In order to register internal types, .IncludeNonPublicTypes() should be used.

public class ExampleTest
{
    [Test]
    public void MyBaseClass_Base()
    {
        var target = new WindsorContainer();

        target.Register(Classes.FromThisAssembly()
            .IncludeNonPublicTypes()
            .BasedOn(typeof(MyBaseClass<>))
            .WithService.Base()
            //.LifestylePerWebRequest()
        );

        //assert
        target.Resolve<MyBaseClass<int>>().Should().BeOfType<A>();
        target.Resolve<MyBaseClass<string>>().Should().BeOfType<B>();
    }

    [Test]
    public void MyBaseClass_Self()
    {
        var target = new WindsorContainer();

        target.Register(Classes.FromThisAssembly()
            .IncludeNonPublicTypes()
            .BasedOn(typeof(MyBaseClass<>))
            .WithService.Self()
            //.LifestylePerWebRequest()
        );

        //assert
        target.Resolve<MyBaseClass<int>>().Should().BeOfType<MyBaseClass<int>>();
        target.Resolve<MyBaseClass<string>>().Should().BeOfType<MyBaseClass<string>>();
        target.Resolve<A>().Should().BeOfType<A>();
        target.Resolve<B>().Should().BeOfType<B>();
    }
}

internal class MyBaseClass<T>
{
}

internal class A : MyBaseClass<int>
{
}

internal class B : MyBaseClass<string>
{
}

OTHER TIPS

My guess is your viewmodels have been registered in the container, but they are not resolvable through their interface.

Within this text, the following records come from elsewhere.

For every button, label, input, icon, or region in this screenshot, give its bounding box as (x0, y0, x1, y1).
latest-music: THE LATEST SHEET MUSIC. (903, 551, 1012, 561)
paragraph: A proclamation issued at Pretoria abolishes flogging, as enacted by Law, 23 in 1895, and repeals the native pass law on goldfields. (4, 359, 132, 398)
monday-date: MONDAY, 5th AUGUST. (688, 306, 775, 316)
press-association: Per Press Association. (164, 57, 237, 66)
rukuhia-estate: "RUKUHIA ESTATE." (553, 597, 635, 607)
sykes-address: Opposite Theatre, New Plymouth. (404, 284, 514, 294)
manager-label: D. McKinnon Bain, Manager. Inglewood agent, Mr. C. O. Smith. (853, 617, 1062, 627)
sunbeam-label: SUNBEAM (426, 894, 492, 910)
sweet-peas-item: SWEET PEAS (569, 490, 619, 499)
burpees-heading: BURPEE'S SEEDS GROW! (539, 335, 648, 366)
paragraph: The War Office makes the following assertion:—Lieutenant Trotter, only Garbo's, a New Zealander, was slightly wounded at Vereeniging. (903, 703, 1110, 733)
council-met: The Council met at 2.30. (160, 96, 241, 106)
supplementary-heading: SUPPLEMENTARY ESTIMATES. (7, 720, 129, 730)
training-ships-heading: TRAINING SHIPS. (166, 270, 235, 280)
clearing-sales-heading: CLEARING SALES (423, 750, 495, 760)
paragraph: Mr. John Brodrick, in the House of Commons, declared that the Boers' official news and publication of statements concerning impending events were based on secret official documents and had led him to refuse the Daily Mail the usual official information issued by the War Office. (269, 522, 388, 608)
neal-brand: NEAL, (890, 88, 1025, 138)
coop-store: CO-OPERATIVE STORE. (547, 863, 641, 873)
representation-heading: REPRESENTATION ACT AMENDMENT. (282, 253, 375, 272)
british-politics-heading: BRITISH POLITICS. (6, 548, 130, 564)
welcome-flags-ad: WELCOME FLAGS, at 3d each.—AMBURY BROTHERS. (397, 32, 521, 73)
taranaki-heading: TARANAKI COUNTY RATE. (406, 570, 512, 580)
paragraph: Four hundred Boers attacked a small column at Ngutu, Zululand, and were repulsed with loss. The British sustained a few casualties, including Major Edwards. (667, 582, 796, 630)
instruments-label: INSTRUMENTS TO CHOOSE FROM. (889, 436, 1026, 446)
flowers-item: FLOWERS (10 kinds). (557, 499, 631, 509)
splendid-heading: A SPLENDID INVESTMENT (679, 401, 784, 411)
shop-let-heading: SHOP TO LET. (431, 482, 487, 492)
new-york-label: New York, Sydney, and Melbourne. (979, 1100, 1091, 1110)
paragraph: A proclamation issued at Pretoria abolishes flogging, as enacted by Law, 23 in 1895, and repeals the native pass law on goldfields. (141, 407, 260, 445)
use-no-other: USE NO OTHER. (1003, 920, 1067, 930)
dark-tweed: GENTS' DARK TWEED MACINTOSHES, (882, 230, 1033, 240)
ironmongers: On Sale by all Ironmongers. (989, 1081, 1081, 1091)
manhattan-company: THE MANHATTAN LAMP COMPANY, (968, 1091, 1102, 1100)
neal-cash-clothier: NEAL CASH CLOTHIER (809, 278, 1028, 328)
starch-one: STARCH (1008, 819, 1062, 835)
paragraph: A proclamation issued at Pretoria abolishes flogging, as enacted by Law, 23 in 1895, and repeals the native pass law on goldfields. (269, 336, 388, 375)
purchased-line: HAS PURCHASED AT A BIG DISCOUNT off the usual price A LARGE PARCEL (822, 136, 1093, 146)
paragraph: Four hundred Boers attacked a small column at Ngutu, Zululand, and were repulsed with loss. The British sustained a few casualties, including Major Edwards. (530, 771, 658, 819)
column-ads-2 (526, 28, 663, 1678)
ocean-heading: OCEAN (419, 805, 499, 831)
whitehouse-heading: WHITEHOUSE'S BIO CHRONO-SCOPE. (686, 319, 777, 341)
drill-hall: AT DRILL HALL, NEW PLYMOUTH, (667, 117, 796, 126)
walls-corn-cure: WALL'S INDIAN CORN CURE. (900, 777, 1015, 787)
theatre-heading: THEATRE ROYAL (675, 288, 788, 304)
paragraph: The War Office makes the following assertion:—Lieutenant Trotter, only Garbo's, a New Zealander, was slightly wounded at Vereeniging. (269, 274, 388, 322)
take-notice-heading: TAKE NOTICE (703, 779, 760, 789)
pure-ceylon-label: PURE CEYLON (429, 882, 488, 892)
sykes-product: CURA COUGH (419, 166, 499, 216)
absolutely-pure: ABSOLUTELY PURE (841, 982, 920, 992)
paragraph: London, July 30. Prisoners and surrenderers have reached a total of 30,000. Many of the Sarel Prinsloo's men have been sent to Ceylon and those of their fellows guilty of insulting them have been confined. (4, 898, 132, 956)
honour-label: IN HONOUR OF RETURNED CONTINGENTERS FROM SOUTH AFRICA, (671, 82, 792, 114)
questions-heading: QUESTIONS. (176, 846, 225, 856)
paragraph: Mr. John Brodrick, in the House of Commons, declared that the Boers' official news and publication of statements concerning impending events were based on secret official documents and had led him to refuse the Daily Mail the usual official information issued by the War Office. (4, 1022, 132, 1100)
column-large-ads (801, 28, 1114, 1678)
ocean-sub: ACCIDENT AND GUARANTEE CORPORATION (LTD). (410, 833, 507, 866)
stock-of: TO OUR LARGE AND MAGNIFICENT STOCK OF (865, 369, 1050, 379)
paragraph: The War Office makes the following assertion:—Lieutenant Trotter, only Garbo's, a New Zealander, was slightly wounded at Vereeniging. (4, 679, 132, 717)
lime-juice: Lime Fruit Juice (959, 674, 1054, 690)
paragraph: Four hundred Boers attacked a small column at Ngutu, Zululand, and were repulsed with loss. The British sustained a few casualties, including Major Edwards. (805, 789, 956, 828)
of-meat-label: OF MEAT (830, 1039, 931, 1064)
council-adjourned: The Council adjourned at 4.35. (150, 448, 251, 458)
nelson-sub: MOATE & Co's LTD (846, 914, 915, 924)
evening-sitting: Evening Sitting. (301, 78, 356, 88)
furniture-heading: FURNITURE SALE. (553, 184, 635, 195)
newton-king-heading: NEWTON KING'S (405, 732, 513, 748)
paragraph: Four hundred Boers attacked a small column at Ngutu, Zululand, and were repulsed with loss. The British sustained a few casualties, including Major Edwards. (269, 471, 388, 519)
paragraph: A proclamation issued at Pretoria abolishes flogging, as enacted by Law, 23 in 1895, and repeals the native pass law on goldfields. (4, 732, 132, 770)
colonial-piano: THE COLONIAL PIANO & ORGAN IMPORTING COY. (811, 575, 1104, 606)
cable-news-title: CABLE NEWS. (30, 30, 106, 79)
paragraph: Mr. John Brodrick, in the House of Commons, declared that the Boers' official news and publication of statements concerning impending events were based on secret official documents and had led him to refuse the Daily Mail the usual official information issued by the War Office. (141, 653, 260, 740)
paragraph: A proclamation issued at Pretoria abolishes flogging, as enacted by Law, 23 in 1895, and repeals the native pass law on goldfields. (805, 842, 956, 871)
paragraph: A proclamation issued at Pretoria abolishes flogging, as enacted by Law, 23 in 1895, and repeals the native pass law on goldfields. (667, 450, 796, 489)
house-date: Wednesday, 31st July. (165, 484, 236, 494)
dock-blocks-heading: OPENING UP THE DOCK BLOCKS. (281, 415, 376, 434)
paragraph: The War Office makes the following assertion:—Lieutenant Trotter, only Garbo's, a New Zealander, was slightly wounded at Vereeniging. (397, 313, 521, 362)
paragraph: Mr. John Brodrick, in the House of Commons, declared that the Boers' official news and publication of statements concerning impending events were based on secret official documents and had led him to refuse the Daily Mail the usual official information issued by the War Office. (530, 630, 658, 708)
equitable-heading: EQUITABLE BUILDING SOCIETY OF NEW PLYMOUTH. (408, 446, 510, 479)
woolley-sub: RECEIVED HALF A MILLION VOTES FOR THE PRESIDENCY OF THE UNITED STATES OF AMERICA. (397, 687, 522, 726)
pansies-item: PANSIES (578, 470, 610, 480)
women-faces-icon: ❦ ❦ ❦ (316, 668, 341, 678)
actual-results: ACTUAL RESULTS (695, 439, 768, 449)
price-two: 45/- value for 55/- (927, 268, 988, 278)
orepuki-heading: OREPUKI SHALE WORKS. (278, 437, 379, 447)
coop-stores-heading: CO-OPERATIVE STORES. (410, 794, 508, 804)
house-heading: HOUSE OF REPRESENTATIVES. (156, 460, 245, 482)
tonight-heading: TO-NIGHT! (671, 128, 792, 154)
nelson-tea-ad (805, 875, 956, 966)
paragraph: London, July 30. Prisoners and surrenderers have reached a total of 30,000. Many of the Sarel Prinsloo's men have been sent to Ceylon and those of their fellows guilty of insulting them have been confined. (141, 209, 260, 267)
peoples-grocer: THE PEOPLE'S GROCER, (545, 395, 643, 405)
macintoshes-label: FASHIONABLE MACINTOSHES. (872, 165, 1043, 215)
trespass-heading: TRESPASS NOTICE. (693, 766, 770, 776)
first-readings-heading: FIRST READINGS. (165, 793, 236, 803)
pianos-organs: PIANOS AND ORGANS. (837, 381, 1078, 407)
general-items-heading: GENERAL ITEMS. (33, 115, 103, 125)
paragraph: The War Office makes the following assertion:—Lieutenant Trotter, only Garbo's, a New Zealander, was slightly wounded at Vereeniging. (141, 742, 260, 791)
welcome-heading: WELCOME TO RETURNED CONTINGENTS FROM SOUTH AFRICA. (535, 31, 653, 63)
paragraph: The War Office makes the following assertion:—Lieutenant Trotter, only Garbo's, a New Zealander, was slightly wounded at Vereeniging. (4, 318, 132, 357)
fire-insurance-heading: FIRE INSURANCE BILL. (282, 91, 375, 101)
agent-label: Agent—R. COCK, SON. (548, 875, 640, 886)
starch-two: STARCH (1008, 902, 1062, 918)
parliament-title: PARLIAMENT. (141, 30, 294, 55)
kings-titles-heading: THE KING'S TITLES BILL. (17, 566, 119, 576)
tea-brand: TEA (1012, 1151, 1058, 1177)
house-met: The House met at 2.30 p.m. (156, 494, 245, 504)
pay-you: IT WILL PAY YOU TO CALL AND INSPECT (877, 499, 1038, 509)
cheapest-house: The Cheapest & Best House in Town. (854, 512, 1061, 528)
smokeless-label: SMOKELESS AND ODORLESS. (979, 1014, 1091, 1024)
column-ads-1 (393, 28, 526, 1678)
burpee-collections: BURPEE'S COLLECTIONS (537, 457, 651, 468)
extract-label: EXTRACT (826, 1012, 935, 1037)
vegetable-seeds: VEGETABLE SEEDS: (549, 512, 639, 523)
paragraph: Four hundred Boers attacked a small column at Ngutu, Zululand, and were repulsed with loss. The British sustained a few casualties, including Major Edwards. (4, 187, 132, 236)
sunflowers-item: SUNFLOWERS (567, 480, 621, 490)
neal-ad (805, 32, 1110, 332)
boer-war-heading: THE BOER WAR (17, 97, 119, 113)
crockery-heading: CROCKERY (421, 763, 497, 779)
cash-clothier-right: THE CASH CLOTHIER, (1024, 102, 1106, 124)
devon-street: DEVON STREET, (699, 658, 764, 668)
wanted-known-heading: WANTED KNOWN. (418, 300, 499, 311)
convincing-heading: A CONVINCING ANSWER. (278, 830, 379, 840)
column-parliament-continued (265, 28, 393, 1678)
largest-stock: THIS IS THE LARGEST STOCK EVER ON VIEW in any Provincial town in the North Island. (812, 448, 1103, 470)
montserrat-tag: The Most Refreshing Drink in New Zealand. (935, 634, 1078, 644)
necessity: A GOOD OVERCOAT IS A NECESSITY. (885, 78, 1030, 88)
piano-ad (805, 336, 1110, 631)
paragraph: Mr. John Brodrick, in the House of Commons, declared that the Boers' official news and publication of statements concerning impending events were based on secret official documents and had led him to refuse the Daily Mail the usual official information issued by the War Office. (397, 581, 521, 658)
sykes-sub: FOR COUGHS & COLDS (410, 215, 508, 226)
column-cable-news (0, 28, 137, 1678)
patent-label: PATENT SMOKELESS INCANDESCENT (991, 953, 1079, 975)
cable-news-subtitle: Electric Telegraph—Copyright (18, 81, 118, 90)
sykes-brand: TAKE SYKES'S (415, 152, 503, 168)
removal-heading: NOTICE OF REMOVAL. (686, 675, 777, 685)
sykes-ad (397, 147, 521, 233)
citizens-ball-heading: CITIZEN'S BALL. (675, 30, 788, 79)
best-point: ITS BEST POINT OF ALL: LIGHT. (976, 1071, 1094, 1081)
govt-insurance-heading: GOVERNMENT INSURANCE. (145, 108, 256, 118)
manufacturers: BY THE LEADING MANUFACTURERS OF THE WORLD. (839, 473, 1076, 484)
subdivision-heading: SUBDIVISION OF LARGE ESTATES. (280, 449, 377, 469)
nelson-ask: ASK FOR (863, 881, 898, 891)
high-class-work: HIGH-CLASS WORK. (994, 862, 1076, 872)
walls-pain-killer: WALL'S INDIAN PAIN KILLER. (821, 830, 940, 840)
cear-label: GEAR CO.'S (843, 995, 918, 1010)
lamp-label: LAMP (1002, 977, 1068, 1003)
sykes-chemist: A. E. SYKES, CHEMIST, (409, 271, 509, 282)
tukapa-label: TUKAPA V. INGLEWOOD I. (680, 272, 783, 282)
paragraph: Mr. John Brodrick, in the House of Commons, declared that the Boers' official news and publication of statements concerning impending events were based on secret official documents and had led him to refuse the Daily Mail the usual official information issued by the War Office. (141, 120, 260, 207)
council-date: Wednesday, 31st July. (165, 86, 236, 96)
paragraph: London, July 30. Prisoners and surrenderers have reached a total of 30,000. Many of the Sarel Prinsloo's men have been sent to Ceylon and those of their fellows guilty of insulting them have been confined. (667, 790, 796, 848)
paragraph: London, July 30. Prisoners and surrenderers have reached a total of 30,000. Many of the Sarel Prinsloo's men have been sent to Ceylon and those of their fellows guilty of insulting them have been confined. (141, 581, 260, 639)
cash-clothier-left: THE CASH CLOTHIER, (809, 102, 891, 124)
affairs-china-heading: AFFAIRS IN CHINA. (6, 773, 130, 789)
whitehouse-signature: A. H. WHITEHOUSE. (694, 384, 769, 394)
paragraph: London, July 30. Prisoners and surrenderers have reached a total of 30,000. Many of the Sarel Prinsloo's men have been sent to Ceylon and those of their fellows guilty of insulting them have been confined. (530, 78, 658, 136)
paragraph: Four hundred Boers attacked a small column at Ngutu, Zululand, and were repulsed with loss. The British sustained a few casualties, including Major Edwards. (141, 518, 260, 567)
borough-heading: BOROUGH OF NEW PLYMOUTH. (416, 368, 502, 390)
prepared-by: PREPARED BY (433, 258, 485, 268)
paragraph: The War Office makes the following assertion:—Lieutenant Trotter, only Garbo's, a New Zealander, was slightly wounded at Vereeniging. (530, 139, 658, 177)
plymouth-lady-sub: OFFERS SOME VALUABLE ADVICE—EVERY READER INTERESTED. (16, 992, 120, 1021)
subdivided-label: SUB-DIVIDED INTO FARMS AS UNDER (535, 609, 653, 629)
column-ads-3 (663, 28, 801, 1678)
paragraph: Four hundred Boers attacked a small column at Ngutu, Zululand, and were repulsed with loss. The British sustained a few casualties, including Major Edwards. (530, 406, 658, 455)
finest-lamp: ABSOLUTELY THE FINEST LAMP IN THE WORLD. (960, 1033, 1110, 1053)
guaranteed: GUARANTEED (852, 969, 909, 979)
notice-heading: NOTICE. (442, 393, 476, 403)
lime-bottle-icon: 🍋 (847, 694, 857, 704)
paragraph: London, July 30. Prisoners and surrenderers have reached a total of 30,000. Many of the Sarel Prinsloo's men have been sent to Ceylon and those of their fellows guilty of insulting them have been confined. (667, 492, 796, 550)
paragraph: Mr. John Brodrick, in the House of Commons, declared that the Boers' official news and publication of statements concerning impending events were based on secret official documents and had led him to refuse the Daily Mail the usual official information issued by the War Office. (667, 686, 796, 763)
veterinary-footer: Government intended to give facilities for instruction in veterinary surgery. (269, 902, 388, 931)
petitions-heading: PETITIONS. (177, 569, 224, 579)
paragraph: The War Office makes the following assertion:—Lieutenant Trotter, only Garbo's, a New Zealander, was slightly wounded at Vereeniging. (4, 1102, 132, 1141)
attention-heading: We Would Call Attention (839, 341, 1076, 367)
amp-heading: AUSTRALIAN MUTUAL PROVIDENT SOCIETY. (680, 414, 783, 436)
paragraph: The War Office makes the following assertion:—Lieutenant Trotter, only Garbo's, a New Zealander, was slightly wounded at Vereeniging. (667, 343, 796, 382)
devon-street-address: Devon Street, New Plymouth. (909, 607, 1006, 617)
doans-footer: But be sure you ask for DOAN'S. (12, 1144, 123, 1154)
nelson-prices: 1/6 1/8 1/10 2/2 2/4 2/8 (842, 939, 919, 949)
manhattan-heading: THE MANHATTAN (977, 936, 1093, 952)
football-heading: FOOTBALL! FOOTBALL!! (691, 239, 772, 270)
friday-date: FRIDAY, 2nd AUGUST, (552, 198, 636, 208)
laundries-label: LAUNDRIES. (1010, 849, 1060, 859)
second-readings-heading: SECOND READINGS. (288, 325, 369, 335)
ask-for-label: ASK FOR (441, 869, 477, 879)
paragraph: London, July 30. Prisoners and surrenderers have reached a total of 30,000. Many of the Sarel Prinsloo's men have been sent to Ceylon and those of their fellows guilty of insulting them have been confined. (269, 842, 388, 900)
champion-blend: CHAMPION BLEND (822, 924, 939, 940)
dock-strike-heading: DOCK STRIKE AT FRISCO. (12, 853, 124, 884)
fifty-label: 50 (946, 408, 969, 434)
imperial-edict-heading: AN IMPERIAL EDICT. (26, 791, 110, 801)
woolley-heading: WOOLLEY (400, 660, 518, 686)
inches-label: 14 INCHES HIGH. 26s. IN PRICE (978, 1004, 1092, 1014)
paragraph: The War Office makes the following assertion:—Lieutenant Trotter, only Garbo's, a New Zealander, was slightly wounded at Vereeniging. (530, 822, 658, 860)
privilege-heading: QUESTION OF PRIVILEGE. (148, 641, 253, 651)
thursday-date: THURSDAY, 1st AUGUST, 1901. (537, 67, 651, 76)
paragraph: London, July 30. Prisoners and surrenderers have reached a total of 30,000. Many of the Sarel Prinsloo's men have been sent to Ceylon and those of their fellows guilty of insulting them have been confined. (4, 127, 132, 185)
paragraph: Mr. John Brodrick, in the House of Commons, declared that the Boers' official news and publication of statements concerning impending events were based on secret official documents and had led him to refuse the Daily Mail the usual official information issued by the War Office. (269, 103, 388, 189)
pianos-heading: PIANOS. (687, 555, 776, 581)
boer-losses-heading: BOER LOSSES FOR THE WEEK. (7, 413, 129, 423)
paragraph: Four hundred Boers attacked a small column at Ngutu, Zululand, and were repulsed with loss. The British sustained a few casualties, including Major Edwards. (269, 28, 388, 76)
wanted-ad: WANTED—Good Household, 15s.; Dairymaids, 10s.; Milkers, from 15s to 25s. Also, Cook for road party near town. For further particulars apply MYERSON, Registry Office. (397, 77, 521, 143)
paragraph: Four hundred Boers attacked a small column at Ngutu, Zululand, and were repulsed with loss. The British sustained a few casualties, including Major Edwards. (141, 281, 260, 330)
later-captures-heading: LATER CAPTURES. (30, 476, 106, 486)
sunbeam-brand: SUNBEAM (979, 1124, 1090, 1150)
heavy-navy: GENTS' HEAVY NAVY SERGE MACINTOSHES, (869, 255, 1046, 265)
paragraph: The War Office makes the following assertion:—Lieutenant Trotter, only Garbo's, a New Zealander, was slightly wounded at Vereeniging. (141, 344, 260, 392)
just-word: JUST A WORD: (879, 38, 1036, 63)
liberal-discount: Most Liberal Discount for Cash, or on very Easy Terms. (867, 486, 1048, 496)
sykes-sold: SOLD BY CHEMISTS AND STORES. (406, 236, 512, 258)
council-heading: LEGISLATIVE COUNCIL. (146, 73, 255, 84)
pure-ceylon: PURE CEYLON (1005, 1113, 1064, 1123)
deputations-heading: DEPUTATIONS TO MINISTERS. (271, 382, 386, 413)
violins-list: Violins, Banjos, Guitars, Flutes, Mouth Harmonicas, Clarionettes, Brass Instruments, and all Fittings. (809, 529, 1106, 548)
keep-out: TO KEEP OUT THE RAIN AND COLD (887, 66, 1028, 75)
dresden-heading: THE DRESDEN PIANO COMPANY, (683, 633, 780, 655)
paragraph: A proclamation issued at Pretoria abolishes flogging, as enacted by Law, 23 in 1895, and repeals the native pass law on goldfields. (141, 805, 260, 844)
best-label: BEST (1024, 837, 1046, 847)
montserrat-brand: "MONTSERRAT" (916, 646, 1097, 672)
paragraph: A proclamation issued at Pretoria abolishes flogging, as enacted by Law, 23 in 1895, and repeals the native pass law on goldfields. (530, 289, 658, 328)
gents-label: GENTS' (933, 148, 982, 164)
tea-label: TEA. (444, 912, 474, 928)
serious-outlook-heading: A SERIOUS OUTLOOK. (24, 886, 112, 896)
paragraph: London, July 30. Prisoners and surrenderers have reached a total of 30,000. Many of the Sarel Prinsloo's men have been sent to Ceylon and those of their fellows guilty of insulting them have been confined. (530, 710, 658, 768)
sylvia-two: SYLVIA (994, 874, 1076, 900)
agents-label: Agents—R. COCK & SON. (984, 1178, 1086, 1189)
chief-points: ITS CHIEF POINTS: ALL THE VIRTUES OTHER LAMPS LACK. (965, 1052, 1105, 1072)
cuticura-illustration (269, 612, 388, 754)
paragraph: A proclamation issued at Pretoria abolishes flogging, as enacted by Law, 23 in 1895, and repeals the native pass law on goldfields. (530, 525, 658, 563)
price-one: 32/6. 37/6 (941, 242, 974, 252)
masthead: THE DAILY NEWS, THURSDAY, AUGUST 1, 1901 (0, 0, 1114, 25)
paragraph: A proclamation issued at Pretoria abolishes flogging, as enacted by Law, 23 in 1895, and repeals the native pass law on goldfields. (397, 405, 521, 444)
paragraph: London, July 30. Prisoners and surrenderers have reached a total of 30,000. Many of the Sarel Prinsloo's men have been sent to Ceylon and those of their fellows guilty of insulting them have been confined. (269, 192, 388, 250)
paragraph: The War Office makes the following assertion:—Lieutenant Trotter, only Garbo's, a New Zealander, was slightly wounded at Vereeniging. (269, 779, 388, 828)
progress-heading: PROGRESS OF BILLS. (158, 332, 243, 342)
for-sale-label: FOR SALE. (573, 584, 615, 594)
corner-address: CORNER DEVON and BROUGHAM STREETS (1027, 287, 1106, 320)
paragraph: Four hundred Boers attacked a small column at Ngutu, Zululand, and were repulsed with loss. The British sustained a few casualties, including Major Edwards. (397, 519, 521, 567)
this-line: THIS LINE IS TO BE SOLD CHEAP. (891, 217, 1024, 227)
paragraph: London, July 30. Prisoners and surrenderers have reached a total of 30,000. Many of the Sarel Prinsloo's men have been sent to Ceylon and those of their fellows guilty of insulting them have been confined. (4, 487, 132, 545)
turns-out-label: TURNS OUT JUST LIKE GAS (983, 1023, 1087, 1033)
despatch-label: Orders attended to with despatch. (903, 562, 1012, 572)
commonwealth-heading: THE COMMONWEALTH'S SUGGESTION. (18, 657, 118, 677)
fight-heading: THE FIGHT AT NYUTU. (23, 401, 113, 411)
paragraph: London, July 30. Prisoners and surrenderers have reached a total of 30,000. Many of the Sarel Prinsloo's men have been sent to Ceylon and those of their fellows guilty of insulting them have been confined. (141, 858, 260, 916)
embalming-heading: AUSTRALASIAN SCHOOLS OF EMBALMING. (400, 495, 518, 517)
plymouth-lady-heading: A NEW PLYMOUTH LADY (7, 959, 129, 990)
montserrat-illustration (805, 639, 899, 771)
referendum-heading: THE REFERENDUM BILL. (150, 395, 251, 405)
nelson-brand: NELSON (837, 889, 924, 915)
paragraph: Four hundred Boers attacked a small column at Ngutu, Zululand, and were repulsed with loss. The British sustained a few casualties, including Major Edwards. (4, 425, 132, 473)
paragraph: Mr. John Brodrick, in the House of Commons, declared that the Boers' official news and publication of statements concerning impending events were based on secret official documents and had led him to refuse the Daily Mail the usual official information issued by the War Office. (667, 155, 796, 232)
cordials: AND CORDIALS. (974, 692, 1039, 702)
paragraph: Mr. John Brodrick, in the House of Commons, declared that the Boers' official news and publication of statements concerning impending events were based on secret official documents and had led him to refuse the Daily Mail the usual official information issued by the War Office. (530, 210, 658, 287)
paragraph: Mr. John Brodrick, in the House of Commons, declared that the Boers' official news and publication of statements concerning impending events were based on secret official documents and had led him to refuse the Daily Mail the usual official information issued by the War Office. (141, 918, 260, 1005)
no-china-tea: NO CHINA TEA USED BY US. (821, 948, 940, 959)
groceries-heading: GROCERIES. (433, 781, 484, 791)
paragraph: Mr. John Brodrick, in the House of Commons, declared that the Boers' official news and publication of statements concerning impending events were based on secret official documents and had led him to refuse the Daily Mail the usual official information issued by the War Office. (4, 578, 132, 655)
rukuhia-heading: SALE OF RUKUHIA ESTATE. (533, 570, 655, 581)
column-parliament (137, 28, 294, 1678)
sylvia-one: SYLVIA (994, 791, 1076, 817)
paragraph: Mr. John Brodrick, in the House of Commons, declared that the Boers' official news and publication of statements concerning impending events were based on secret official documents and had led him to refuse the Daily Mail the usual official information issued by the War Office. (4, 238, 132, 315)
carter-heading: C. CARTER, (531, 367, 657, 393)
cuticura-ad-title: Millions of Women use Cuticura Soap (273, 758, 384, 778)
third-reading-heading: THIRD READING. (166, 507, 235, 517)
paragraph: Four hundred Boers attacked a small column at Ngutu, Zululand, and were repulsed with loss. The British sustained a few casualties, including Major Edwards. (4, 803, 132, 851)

Set a breakpoint after the registration and check if container has been filled as expected.

UPDATE as per my comment below: Keep in mind "group" registration (Classes.) skips internal class.

If they have been registered, let say you have a ViewModel like this

public class MyViewModel1 : ViewModelBase, IMyViewModel1


container.Resolve<MyViewModel1>() // resolve

container.Resolve<IMyViewModel1>() // no resolve

to accomplish the second resolving scenario you have to do what Ilya pointed about about adding WithService during registration, so you can resolve by interface instead of by concrete.